O anão estava tão estufado que teve que soltar o cinto e os cadarços superiores do seu calção. As roupas de menino que seu anfitrião o fizera vestir faziam-no sentir como se fosse uma linguiça de quatro quilos na pele de uma de dois. Se comermos dessa maneira todos os dias, ficarei do tamanho de Illyrio antes de encontrar essa rainha dragão. Fora da liteira, a noite caíra. Dentro estava tudo escuro. Tyrion escutava os roncos de Illyrio, o roçar das tiras de couro, o ploc ploc lento das ferraduras dos cavalos pela dura estrada valiriana, mas seu coração ouvia o bater de asas de couro.

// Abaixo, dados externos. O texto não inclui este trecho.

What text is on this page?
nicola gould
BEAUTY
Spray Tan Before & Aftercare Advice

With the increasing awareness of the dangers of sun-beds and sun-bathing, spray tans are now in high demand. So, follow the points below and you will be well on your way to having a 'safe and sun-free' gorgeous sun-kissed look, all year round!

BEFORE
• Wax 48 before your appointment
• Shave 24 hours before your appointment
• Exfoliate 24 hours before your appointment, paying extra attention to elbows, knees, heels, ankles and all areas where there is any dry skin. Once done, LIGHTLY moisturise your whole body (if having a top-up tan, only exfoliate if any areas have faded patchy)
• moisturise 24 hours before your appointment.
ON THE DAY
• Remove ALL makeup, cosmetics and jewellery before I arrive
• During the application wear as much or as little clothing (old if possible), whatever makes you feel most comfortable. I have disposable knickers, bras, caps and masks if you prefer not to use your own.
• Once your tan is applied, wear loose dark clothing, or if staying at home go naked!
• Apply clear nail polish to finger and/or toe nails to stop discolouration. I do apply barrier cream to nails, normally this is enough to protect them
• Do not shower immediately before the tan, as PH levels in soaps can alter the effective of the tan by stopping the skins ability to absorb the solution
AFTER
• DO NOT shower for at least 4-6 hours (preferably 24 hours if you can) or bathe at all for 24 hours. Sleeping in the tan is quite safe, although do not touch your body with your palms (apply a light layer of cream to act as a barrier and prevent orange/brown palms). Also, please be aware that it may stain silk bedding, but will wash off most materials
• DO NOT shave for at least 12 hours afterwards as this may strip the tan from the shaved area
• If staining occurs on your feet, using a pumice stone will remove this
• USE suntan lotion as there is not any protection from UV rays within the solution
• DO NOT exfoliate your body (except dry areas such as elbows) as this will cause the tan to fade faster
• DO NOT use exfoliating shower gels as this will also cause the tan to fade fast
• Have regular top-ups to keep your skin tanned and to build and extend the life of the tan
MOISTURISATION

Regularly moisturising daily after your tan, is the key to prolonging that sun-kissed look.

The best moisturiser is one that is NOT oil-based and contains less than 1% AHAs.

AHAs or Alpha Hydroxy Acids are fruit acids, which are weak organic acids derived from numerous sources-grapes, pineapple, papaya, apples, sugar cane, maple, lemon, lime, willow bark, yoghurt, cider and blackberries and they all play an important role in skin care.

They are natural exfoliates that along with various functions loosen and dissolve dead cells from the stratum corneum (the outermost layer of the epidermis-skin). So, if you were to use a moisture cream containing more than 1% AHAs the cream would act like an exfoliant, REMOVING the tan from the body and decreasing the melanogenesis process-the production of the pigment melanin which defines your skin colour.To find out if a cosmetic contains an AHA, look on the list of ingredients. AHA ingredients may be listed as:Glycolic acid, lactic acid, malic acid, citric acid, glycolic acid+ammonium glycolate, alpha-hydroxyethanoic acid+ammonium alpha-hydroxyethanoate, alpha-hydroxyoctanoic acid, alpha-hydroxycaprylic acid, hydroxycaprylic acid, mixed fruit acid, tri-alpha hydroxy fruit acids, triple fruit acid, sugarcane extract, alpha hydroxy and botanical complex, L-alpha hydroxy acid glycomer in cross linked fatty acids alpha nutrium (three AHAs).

Quando acordou, o amanhecer já tinha chegado. Os animais arrastavam-se, com a liteira rangendo e balançando entre eles. Tyrion puxou a cortina alguns centímetros para olhar o lado de fora, mas havia pouco para ver além de campos cor de ocre, olmos marrons sem folhas e a própria estrada, um caminho largo de pedra que seguia em linha reta como uma lança para o horizonte. Ele havia lido sobre as estradas valirianas, mas era a primeira vez que via uma delas. O alcance do Domínio Valiriano havia chegado à Pedra do Dragão, mas nunca avançara pelo continente de Westeros em si. Estranho, isso. A Pedra do Dragão não é mais que uma rocha. A riqueza estava bem distante no oeste, mas eles tinham dragões. Certamente eles sabiam que estava lá.
Ele bebera muito na noite anterior. Sua cabeça latejava e até o leve balanço da liteira era o suficiente para a pesada refeição subir em sua garganta. Ainda que não tenha reclamado, sua angústia deve ter ficado evidente para Illyrio Mopatis.

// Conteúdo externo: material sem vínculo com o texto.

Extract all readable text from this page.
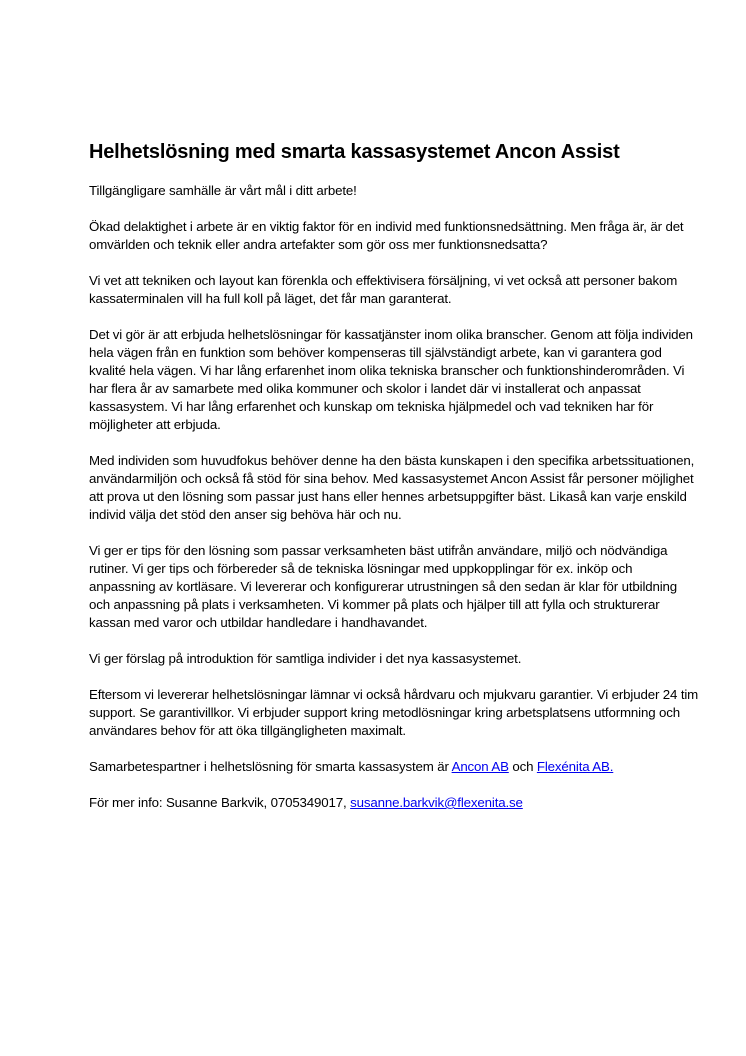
Helhetslösning med smarta kassasystemet Ancon Assist

Tillgängligare samhälle är vårt mål i ditt arbete!

Ökad delaktighet i arbete är en viktig faktor för en individ med funktionsnedsättning. Men fråga är, är det omvärlden och teknik eller andra artefakter som gör oss mer funktionsnedsatta?

Vi vet att tekniken och layout kan förenkla och effektivisera försäljning, vi vet också att personer bakom kassaterminalen vill ha full koll på läget, det får man garanterat.

Det vi gör är att erbjuda helhetslösningar för kassatjänster inom olika branscher. Genom att följa individen hela vägen från en funktion som behöver kompenseras till självständigt arbete, kan vi garantera god kvalité hela vägen. Vi har lång erfarenhet inom olika tekniska branscher och funktionshinderområden. Vi har flera år av samarbete med olika kommuner och skolor i landet där vi installerat och anpassat kassasystem. Vi har lång erfarenhet och kunskap om tekniska hjälpmedel och vad tekniken har för möjligheter att erbjuda.

Med individen som huvudfokus behöver denne ha den bästa kunskapen i den specifika arbetssituationen, användarmiljön och också få stöd för sina behov. Med kassasystemet Ancon Assist får personer möjlighet att prova ut den lösning som passar just hans eller hennes arbetsuppgifter bäst. Likaså kan varje enskild individ välja det stöd den anser sig behöva här och nu.

Vi ger er tips för den lösning som passar verksamheten bäst utifrån användare, miljö och nödvändiga rutiner. Vi ger tips och förbereder så de tekniska lösningar med uppkopplingar för ex. inköp och anpassning av kortläsare. Vi levererar och konfigurerar utrustningen så den sedan är klar för utbildning och anpassning på plats i verksamheten. Vi kommer på plats och hjälper till att fylla och strukturerar kassan med varor och utbildar handledare i handhavandet.

Vi ger förslag på introduktion för samtliga individer i det nya kassasystemet.

Eftersom vi levererar helhetslösningar lämnar vi också hårdvaru och mjukvaru garantier. Vi erbjuder 24 tim support. Se garantivillkor. Vi erbjuder support kring metodlösningar kring arbetsplatsens utformning och användares behov för att öka tillgängligheten maximalt.

Samarbetespartner i helhetslösning för smarta kassasystem är Ancon AB och Flexénita AB.

För mer info: Susanne Barkvik, 0705349017, susanne.barkvik@flexenita.se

- Venha, beba comigo - disse o homem gordo. - Uma escama do dragão o queimou, como dizem. - Ele serviu para ambos um vinho de amora tão doce que atraía mais abelhas que o mel.
Tyrion enxotou os insetos com a mão e bebeu profundamente. O gosto da bebida era tão enjoativo que tudo o que ele podia fazer era engoli-la. A segunda taça foi mais fácil. Mesmo assim, ele estava sem fome, e quando Illyrio lhe ofereceu uma tigela de amoras no creme, ele recusou.
- Sonhei com a rainha - disse. - Estava de joelhos diante dela, jurando fidelidade, mas ela me confundiu com meu irmão Jaime e me serviu de comida para seus dragões.
- Esperemos que não seja um sonho profético. Você é um duende esperto, como Varys disse, e Daenerys vai precisar de homens espertos ao seu lado. Sor Barristan é um cavaleiro valente e verdadeiro, mas acredito que ninguém alguma vez o tenha chamado de astuto.
- Cavaleiros só conhecem uma maneira de resolver um problema. Eles empunham a lança e atacam. Já um anão tem uma maneira diferente de olhar o mundo. Mas, e você? Também é um homem esperto.
- Você me lisonjeia. - Illyrio acenou com a mão. - Ah, não sou feito para viajar, por isso envio você para Daenerys no meu lugar. Você já prestou um grande serviço para Sua Graça quando matou seu pai, e minha esperança é que ainda fará muito mais por ela. Daenerys não é a tola que o irmão era. Ela fará um bom uso de você.
Como graveto? Tyrion pensou, sorrindo agradavelmente.
Eles trocavam as equipes apenas três vezes por dia, mas precisavam parar duas outras vezes, pelo menos por uma hora, para que Illyrio descesse da liteira e pudesse mijar. Nosso senhor do queijo é do tamanho de um elefante, mas tem a bexiga como um amendoim, o anão ponderou. Em uma das paradas, ele aproveitou o tempo para dar uma olhada mais de perto na estrada. Tyrion sabia o que encontraria: nada de torrões de terra, ou tijolos ou pedras soltas, mas uma faixa de pedra fundida, quinze centímetros acima do solo, que permitia que a água da chuva e a neve derretida escorressem pelos lados. Ao contrário dos caminhos lamacentos chamados de estradas nos Sete Reinos, as estradas valirianas eram largas o suficiente para que três carroças passassem lado a lado, sem que o tempo ou o tráfego as atrapalhasse. E ainda eram resistentes, imutáveis quatro séculos depois que a própria Valíria encontrara sua condenação. Olhou pelos sulcos e fissuras, mas encontrou apenas uma pilha de esterco quente depositada por um dos cavalos.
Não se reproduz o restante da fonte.